NAFDAC incinerated thousands of alcoholic drinks packaged in sachets and PET bottles below 200ml at the Kuje dumpsite in Abuja last week, part of a destruction exercise covering over N1.8 billion in banned and counterfeit regulated products seized across the capital and neighbouring areas.
The sub-200ml alcohol packaging ban has been on the books for years. The scale of this destruction suggests enforcement has not kept pace with supply, and that banned stock continues to move through distribution channels with enough volume to justify organised restocking.

Dr. Martins Iluyomade, Director of Investigation and Enforcement, disclosed that the agency had recently intercepted several containers at Nigerian ports carrying products falsely declared on shipping manifests, a detail that points to an import-side supply chain for banned packaging rather than purely local production.

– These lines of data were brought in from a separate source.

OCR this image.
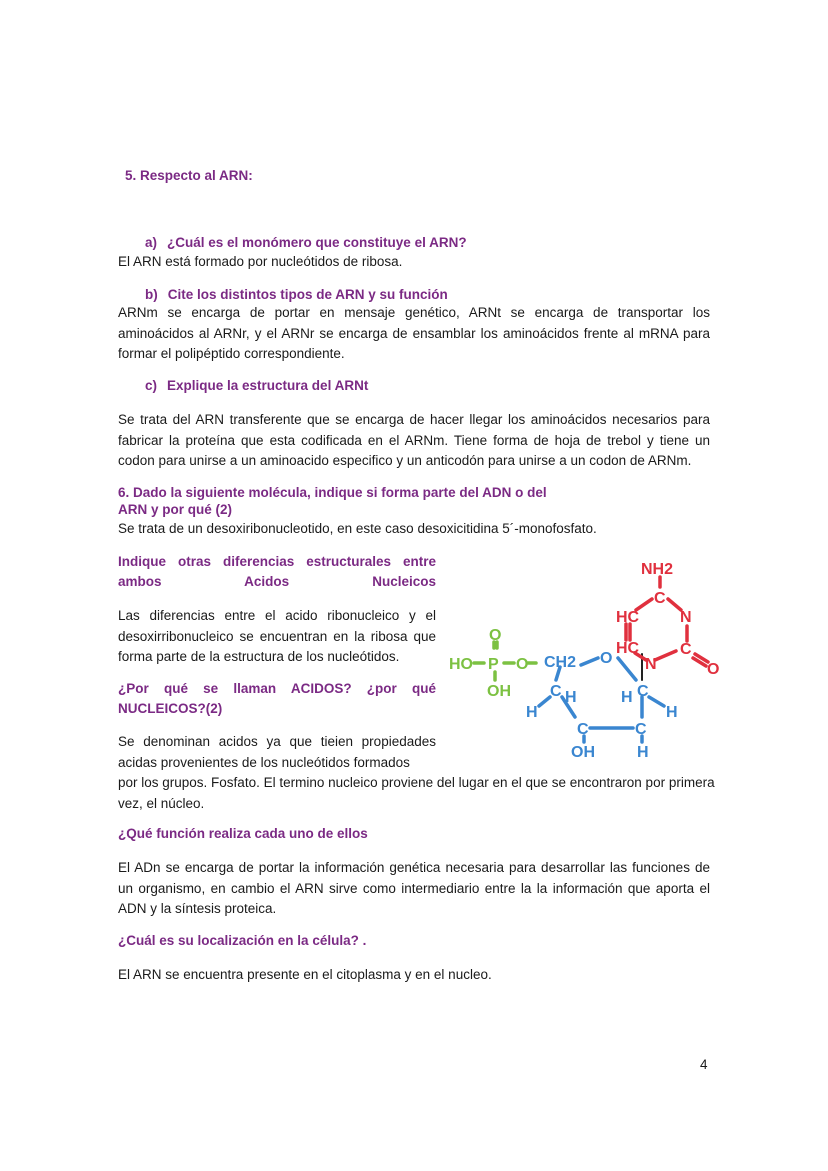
5. Respecto al ARN:
a) ¿Cuál es el monómero que constituye el ARN?
El ARN está formado por nucleótidos de ribosa.
b) Cite los distintos tipos de ARN y su función
ARNm se encarga de portar en mensaje genético, ARNt se encarga de transportar los aminoácidos al ARNr, y el ARNr se encarga de ensamblar los aminoácidos frente al mRNA para formar el polipéptido correspondiente.
c) Explique la estructura del ARNt
Se trata del ARN transferente que se encarga de hacer llegar los aminoácidos necesarios para fabricar la proteína que esta codificada en el ARNm. Tiene forma de hoja de trebol y tiene un codon para unirse a un aminoacido especifico y un anticodón para unirse a un codon de ARNm.
6. Dado la siguiente molécula, indique si forma parte del ADN o del
ARN y por qué (2)
Se trata de un desoxiribonucleotido, en este caso desoxicitidina 5´-monofosfato.
Indique otras diferencias estructurales entre ambos Acidos Nucleicos
Las diferencias entre el acido ribonucleico y el desoxirribonucleico se encuentran en la ribosa que forma parte de la estructura de los nucleótidos.
¿Por qué se llaman ACIDOS? ¿por qué NUCLEICOS?(2)
Se denominan acidos ya que tieien propiedades acidas provenientes de los nucleótidos formados
por los grupos. Fosfato. El termino nucleico proviene del lugar en el que se encontraron por primera vez, el núcleo.
¿Qué función realiza cada uno de ellos
El ADn se encarga de portar la información genética necesaria para desarrollar las funciones de un organismo, en cambio el ARN sirve como intermediario entre la la información que aporta el ADN y la síntesis proteica.
¿Cuál es su localización en la célula? .
El ARN se encuentra presente en el citoplasma y en el nucleo.
4
HO P
O
OH
O CH2 O
C H
H
C
H
H
C	C
OH	H
NH2
C
HC	N
HC	C
N	O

Some of the destroyed products had been seized during enforcement operations. Others were voluntarily surrendered by companies, NGOs, and the Association of Community Pharmacists of Nigeria, with fake pharmaceuticals making up part of the broader haul.
NAFDAC warned that traders found selling or possessing sub-200ml packaged alcohol face enforcement action and possible prosecution. The agency called on the public to report suspicious products through its call centre.

The harder question for distributors is whether that prosecution posture holds beyond the destruction exercise. Port interdiction and public destruction events are visible enforcement. What happens in the informal channels between them is where the ban has historically lost ground.